Added to the laser technology that makes AM possible is computer-aided design (CAD) on which, Kruth says, AM is predicated from the time of CAD’s development in the 1980s. ‘Before that,
you could not think of additive manufacturing,’ he says. Completing the trio of technology that shaped AM is plastic injection molding, the technology that antedated 3D’s stereolithography for the production of plastic objects. LayerWise founders Jonas Van Vaerenbergh and Peter Mercelis were both completing their doctoral thesis on Selective Laser Melting, a type of additive manufacturing that allows one to create solid objects from metal powders, when they first realized the potential industrial applications of the technology.

Mentored by Kruth at KU Leuven, Van Vaerenbergh and Mercelis sought and received seed funding from LRD, KU Leuven’s technology transfer office, and went on to found LayerWise in 2008.

Dr. Peter Mercelis (left) and Dr. Jonas VanVaerenbergh (right) founded LayerWise in 2008.

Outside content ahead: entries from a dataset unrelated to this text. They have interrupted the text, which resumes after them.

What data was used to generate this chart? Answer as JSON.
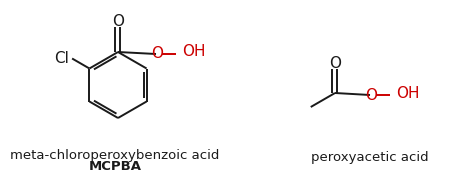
{
  "bg_color": "#ffffff",
  "text_color": "#1a1a1a",
  "red_color": "#cc0000",
  "label1_line1": "meta-chloroperoxybenzoic acid",
  "label1_line2": "MCPBA",
  "label2": "peroxyacetic acid",
  "font_size_label": 9.5,
  "font_size_atom": 11
}
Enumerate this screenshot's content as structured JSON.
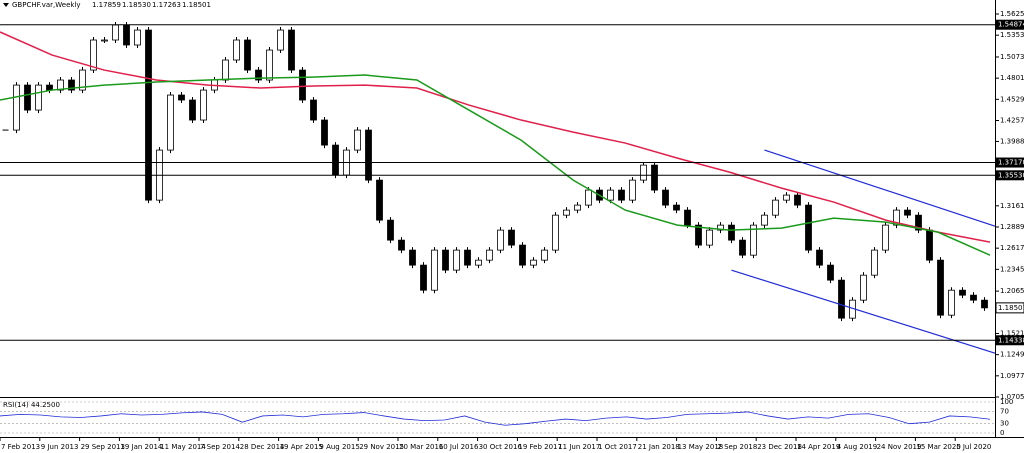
{
  "chart_data": {
    "type": "candlestick",
    "title": "GBPCHF.var,Weekly",
    "ohlc": [
      "1.17859",
      "1.18530",
      "1.17263",
      "1.18501"
    ],
    "close": [
      1.4134,
      1.4712,
      1.4391,
      1.4712,
      1.4648,
      1.4777,
      1.4648,
      1.4905,
      1.5291,
      1.5291,
      1.5484,
      1.5227,
      1.5419,
      1.3234,
      1.3877,
      1.4584,
      1.452,
      1.4263,
      1.4648,
      1.4777,
      1.5034,
      1.5291,
      1.4905,
      1.4777,
      1.5162,
      1.5419,
      1.4905,
      1.452,
      1.4263,
      1.3941,
      1.3556,
      1.3877,
      1.4134,
      1.3491,
      1.2977,
      1.272,
      1.2592,
      1.2399,
      1.2077,
      1.2592,
      1.2335,
      1.2592,
      1.2399,
      1.2463,
      1.2592,
      1.2849,
      1.2656,
      1.2399,
      1.2463,
      1.2592,
      1.3041,
      1.3106,
      1.317,
      1.3363,
      1.3234,
      1.3363,
      1.3234,
      1.3491,
      1.3684,
      1.3363,
      1.317,
      1.3106,
      1.2913,
      1.2656,
      1.2849,
      1.2913,
      1.272,
      1.2527,
      1.2913,
      1.3041,
      1.3234,
      1.3299,
      1.317,
      1.2592,
      1.2399,
      1.2206,
      1.1718,
      1.1949,
      1.227,
      1.2592,
      1.2913,
      1.3106,
      1.3041,
      1.2849,
      1.2463,
      1.1756,
      1.2077,
      1.2013,
      1.1949,
      1.185
    ],
    "color": "#000000",
    "ma": [
      {
        "color": "#e0204a",
        "values": [
          1.5394,
          1.5098,
          1.4905,
          1.4777,
          1.4712,
          1.4674,
          1.47,
          1.4712,
          1.4674,
          1.4455,
          1.4263,
          1.4108,
          1.3967,
          1.3774,
          1.3594,
          1.3388,
          1.3209,
          1.2977,
          1.2823,
          1.2694
        ]
      },
      {
        "color": "#1a9a1a",
        "values": [
          1.452,
          1.4648,
          1.4712,
          1.4751,
          1.4777,
          1.4802,
          1.4815,
          1.4841,
          1.4777,
          1.4391,
          1.4005,
          1.3491,
          1.3106,
          1.2913,
          1.2849,
          1.2874,
          1.3003,
          1.2952,
          1.2823,
          1.2527
        ]
      }
    ],
    "trendlines": [
      {
        "color": "#1f2bd6",
        "start_index": 69,
        "start": 1.3877,
        "end": 1.29
      },
      {
        "color": "#1f2bd6",
        "start_index": 66,
        "start": 1.2334,
        "end": 1.1268
      }
    ],
    "levels": [
      1.54874,
      {
        "value": 1.3717,
        "label": "1.37170"
      },
      {
        "value": 1.3553,
        "label": "1.35530"
      },
      1.14338
    ],
    "current": 1.18501,
    "ylim": [
      1.0705,
      1.5805
    ],
    "yticks": [
      {
        "value": 1.5625,
        "label": "1.56250"
      },
      {
        "value": 1.5353,
        "label": "1.53530"
      },
      1.5073,
      1.4801,
      1.4529,
      1.4257,
      1.3988,
      1.3161,
      1.2889,
      1.2617,
      1.2345,
      1.2065,
      {
        "value": 1.1521,
        "label": "1.15210"
      },
      1.1249,
      1.0977,
      1.0705
    ],
    "categories": [
      "7 Feb 2013",
      "9 Jun 2013",
      "29 Sep 2013",
      "19 Jan 2014",
      "11 May 2014",
      "7 Sep 2014",
      "28 Dec 2014",
      "19 Apr 2015",
      "9 Aug 2015",
      "29 Nov 2015",
      "20 Mar 2016",
      "10 Jul 2016",
      "30 Oct 2016",
      "19 Feb 2017",
      "11 Jun 2017",
      "1 Oct 2017",
      "21 Jan 2018",
      "13 May 2018",
      "2 Sep 2018",
      "23 Dec 2018",
      "14 Apr 2019",
      "4 Aug 2019",
      "24 Nov 2019",
      "15 Mar 2020",
      "5 Jul 2020"
    ],
    "rsi": {
      "title": "RSI(14) 44.2500",
      "color": "#1f2bd6",
      "values": [
        55,
        60,
        58,
        52,
        50,
        55,
        62,
        58,
        60,
        65,
        68,
        60,
        35,
        55,
        58,
        52,
        60,
        62,
        66,
        55,
        45,
        40,
        42,
        55,
        35,
        25,
        30,
        38,
        45,
        40,
        48,
        52,
        45,
        50,
        60,
        62,
        64,
        68,
        55,
        45,
        52,
        48,
        60,
        62,
        50,
        30,
        35,
        55,
        52,
        44.25
      ],
      "ylim": [
        0,
        100
      ],
      "yticks": [
        100,
        70,
        30,
        0
      ]
    }
  }
}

Van Dun describes the technology transfer of the metal AM technology from the university to a company as ‘fortunate from both sides.’ As a technology transfer office (TTO), LRD is fortunate
to be working with Kruth and his students because the professor has prior experience, having created two other university spin-off companies before LayerWise, says Van Dun. As for LayerWise, the existence of LRD since 1972 means they can tap into a solid experience in setting-up and growing high-tech companies. ‘Setting up a company is always about team work,’ Van Dun says. ‘If that is not possible, forget it.’